A brain tumor (BT) constitutes a neoplasm located in the brain or the central spinal canal. The number of new diagnosed cases with BT increases with the pass of the time. Understanding the biology of BT is essential for the development of novel therapeutic strategies, in order to prevent or deal with this disease. An active area for the search of new anti-BT therapies is the use of Chemoinformatics and/or Bioinformatics toward the design of new and potent anti-BT agents. The principal limitation of all these approaches is that they consider small series of structurally related compounds and/or the studies are realized for only one target like protein. The present work is an effort to overcome this problem. We introduce here the first Chemoinformatics multi-target approach for the in silico design and prediction of anti-BT agents against several cell lines. Here, a fragment-based QSAR model was developed. The model correctly classified 89.63% and 90.93% of active and inactive compounds respectively, in training series. The validation of the model was carried out by using prediction series which showed 88.00% of correct classification for active and 88.59% for inactive compounds. Some fragments were extracted from the molecules and their contributions to anti-BT activity were calculated. Several fragments were identified as potential substructural features responsible of anti-BT activity and new molecular entities designed from fragments with positive contributions were suggested as possible anti-BT agents.

Fragment-based QSAR model toward the selection of versatile anti-sarcoma leads

A sarcoma is a type of cancer which is originated from the connective tissue cells. With the time, several sarcomas have become resistant to the current anti-tumoral drugs.

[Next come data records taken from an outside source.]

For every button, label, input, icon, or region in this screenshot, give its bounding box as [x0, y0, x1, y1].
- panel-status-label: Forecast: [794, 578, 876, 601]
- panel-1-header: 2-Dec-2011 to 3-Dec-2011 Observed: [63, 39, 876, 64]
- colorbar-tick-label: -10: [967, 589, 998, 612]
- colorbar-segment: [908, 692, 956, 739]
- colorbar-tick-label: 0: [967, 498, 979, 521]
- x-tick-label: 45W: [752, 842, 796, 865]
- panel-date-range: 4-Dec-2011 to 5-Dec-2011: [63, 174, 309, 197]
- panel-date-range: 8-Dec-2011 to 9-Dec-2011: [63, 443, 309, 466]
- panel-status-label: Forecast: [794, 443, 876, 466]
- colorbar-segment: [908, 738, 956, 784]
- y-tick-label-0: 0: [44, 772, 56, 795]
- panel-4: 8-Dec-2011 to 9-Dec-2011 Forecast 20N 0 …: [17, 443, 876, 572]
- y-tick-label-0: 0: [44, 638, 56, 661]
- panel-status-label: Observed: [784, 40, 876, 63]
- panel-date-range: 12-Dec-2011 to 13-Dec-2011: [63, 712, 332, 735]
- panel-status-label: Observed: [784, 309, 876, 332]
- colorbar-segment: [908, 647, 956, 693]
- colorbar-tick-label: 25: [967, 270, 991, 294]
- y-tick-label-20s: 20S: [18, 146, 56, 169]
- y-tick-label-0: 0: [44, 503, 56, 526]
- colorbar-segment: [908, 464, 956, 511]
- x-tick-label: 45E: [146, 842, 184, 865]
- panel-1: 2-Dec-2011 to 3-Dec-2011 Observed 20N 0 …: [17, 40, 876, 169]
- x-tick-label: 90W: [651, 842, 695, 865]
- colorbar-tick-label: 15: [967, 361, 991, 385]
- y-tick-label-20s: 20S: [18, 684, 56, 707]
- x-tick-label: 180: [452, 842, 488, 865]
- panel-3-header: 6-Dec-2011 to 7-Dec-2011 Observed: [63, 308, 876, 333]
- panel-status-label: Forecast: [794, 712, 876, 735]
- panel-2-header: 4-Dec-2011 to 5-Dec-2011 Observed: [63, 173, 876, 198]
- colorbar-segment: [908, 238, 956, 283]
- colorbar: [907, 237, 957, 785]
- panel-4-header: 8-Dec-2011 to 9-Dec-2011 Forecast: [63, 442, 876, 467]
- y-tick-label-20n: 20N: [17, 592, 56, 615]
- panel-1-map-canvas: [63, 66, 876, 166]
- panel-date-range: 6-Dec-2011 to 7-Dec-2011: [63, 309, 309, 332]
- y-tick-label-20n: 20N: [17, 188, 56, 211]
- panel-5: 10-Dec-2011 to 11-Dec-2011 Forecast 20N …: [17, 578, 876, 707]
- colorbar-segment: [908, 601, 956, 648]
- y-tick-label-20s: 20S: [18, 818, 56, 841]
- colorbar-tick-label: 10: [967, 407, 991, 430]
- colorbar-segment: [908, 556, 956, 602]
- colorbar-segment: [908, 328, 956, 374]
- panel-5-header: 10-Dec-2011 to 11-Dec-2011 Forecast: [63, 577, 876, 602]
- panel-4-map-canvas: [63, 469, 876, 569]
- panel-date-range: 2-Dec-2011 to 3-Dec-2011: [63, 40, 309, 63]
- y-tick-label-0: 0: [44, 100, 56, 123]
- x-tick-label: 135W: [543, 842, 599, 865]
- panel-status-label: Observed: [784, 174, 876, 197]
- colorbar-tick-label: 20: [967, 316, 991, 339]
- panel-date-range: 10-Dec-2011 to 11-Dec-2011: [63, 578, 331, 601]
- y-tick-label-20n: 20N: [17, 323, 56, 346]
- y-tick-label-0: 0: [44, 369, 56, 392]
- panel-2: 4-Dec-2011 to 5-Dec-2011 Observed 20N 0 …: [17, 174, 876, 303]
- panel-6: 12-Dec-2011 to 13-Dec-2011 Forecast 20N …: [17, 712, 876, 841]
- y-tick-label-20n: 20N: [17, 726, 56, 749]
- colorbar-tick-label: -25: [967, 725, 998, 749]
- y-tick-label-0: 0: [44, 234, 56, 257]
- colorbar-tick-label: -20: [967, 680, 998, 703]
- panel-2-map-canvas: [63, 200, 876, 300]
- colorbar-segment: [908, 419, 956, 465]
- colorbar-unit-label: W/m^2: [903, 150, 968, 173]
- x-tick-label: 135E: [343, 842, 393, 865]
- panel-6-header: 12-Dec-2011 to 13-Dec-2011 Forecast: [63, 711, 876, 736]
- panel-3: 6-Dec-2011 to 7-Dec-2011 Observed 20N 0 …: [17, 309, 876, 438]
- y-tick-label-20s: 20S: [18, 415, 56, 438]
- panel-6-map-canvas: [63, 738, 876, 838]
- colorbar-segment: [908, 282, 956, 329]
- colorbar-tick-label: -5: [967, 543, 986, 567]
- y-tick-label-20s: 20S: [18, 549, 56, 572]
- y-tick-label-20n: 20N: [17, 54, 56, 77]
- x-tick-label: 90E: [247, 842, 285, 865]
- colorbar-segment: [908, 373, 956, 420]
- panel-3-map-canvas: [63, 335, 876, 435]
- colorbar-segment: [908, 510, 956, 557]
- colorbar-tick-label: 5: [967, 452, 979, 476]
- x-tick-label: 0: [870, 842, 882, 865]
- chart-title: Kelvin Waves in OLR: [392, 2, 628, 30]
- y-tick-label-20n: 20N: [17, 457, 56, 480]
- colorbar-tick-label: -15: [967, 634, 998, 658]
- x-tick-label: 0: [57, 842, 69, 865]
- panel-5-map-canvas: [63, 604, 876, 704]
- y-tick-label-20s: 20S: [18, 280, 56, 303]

Many works have been reported in order to explain some mechanisms of resistance in different types of sarcomas and around 2000 compounds have been tested as anti-sarcoma agents against several sarcoma cell lines. However, there is no an available methodology for the rational design of compounds with anti-sarcoma activity. The present work develops a unified fragment-based approach by employing a multi-target QSAR model for the efficient search and design of new anti-sarcoma agents against 12 sarcoma cell lines. The model was obtained with the use of a heterogeneous database of compounds and it was based on substructural descriptors. The percentages of correct classification of active and inactive compounds were higher than 85% in both cases. Also, the present approach provided the rapid extraction of substructural alerts responsible of anti-sarcoma profile by calculating the quantitative contributions of fragments to anti-sarcoma activity. To our knowledge, this is the first attempt to calculate the probabilities of anti-sarcoma activity of compounds against several sarcoma cell lines simultaneously, using a unified fragment-based QSAR model.